Oh, don't get me wrong, I think it's all about the $$$ and pulling in the Twilight fan girls.

But um, denying/changing the character's ethnicity (Water Tribe folk were pretty obviously a brown minority) or the background of the show (heavy Asian and Inuit influences) in order to make that extra $$$ from Twilighters is a little racially offensive, I think, because they were willing to sacrifice this acknowledgment of diversity in the show in order to make the $$$ (which they are not going to make now, anyway--at least not from me and many other fans who feel this way.)

I mean, it's going to be a little awkward for me, as an Asian American woman, to see a bunch of white people in kimonos and shaolin monk outfits and inuit clothes and omg Zuko's topknot lol, to be honest. Kind of like the incongruity in seeing men in drag play women in Shakespeare plays back in the day, and how that was sexist.

While I personally think that Aang really does look white
A lot of people have been telling me that they think Aang looks white because he has big eyes. This is really bothering me because I don't know why there's this pervasive stereotype that Asians have small eyes. Aang has big eyes because he's an anime-stylized character and all anime characters have big eyes, not because he's not Asian. =/ I really hope people are examining why they believe Aang looks white to make sure it's not based on the small eyes stereotype. My eyes are bigger than my white boyfriend's. =P

tl;dr: They were more $$$ motivated than racially motivated, but that doesn't mean it's right. And Aang's big eyes don't necessarily mean he is not Asian.
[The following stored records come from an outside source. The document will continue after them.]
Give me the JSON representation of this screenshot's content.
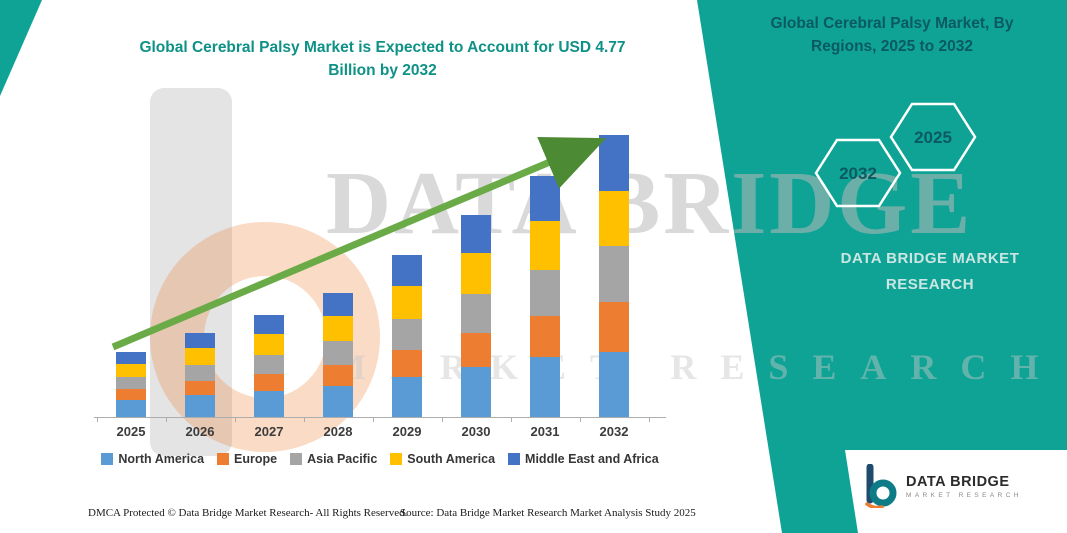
{
  "header": {
    "left_title_lines": [
      "Global Cerebral Palsy Market is Expected to Account for USD 4.77",
      "Billion by 2032"
    ],
    "right_title_lines": [
      "Global Cerebral Palsy Market, By",
      "Regions, 2025 to 2032"
    ]
  },
  "side_panel": {
    "hex_back_year": "2032",
    "hex_front_year": "2025",
    "brand_lines": [
      "DATA BRIDGE MARKET",
      "RESEARCH"
    ]
  },
  "watermark": {
    "line1": "DATA BRIDGE",
    "line2": "MARKET RESEARCH"
  },
  "chart_data": {
    "type": "bar",
    "stacked": true,
    "title": "Global Cerebral Palsy Market is Expected to Account for USD 4.77 Billion by 2032",
    "unit": "USD Billion",
    "categories": [
      "2025",
      "2026",
      "2027",
      "2028",
      "2029",
      "2030",
      "2031",
      "2032"
    ],
    "series": [
      {
        "name": "North America",
        "color": "#5B9BD5",
        "values": [
          0.29,
          0.37,
          0.44,
          0.52,
          0.68,
          0.85,
          1.01,
          1.1
        ]
      },
      {
        "name": "Europe",
        "color": "#ED7D31",
        "values": [
          0.19,
          0.24,
          0.29,
          0.36,
          0.46,
          0.57,
          0.69,
          0.85
        ]
      },
      {
        "name": "Asia Pacific",
        "color": "#A5A5A5",
        "values": [
          0.2,
          0.27,
          0.32,
          0.41,
          0.52,
          0.66,
          0.78,
          0.95
        ]
      },
      {
        "name": "South America",
        "color": "#FFC000",
        "values": [
          0.22,
          0.29,
          0.35,
          0.42,
          0.56,
          0.69,
          0.83,
          0.92
        ]
      },
      {
        "name": "Middle East and Africa",
        "color": "#4472C4",
        "values": [
          0.2,
          0.25,
          0.32,
          0.39,
          0.52,
          0.64,
          0.76,
          0.95
        ]
      }
    ],
    "totals": [
      1.1,
      1.42,
      1.72,
      2.1,
      2.74,
      3.41,
      4.07,
      4.77
    ],
    "ylim": [
      0,
      4.77
    ],
    "grid": false,
    "legend_position": "bottom",
    "trend_arrow": true
  },
  "footer": {
    "dmca": "DMCA Protected © Data Bridge Market Research-  All Rights Reserved.",
    "source": "Source: Data Bridge Market Research  Market Analysis Study 2025"
  },
  "logo": {
    "name": "DATA BRIDGE",
    "subtitle": "MARKET RESEARCH"
  },
  "colors": {
    "brand_teal": "#0FA396",
    "left_title_teal": "#0E9186",
    "dark_teal": "#0A5A60",
    "arrow_green": "#6AAB47"
  }
}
Bug eyed Asian people protest now plzkthx! (Attn: Vickie Zhao!)
M. Night's control over the film hinged on the success of The Happening, which tanked at the box office. He wanted to cast unknown actors who knew martial arts and, presumeably, would be actors of colour (which is probably why they're unknown). It is unlikely that he's responsible for the casting.
Yeah, I know. On the other hand, it would be better for the movie that these kids cast are the ones he actually wants, rather than kids imposed on by higher-ups.

I wonder how he'll explain to his kids, "sorry, I know cartoon Katara looks like you, but we've cast someone who doesn't look like you instead for the movie." Or um, if he feels sell-outy at all. =/ Even if he doesn't have control, he could quit the project or something (and go without food, I guess. :sigh::)

I still don't think a whitewashed cast is going to save the film, though.

here from Metafandom...

just can't compete with the photogenic looks and amazing talent of Jesse McCarthy's Beautiful Soul.

You win the Interwebs. Your prize will be relief from your amazing (and terrible) psychic ability to predict truly insane and awful events like the above.

::: waves wand :::

So, who'd they cast for Iroh? Tom Arnold?

ETA: Someone should send them Mako's biography and if that doesn't make them cringe with shame, nothing will.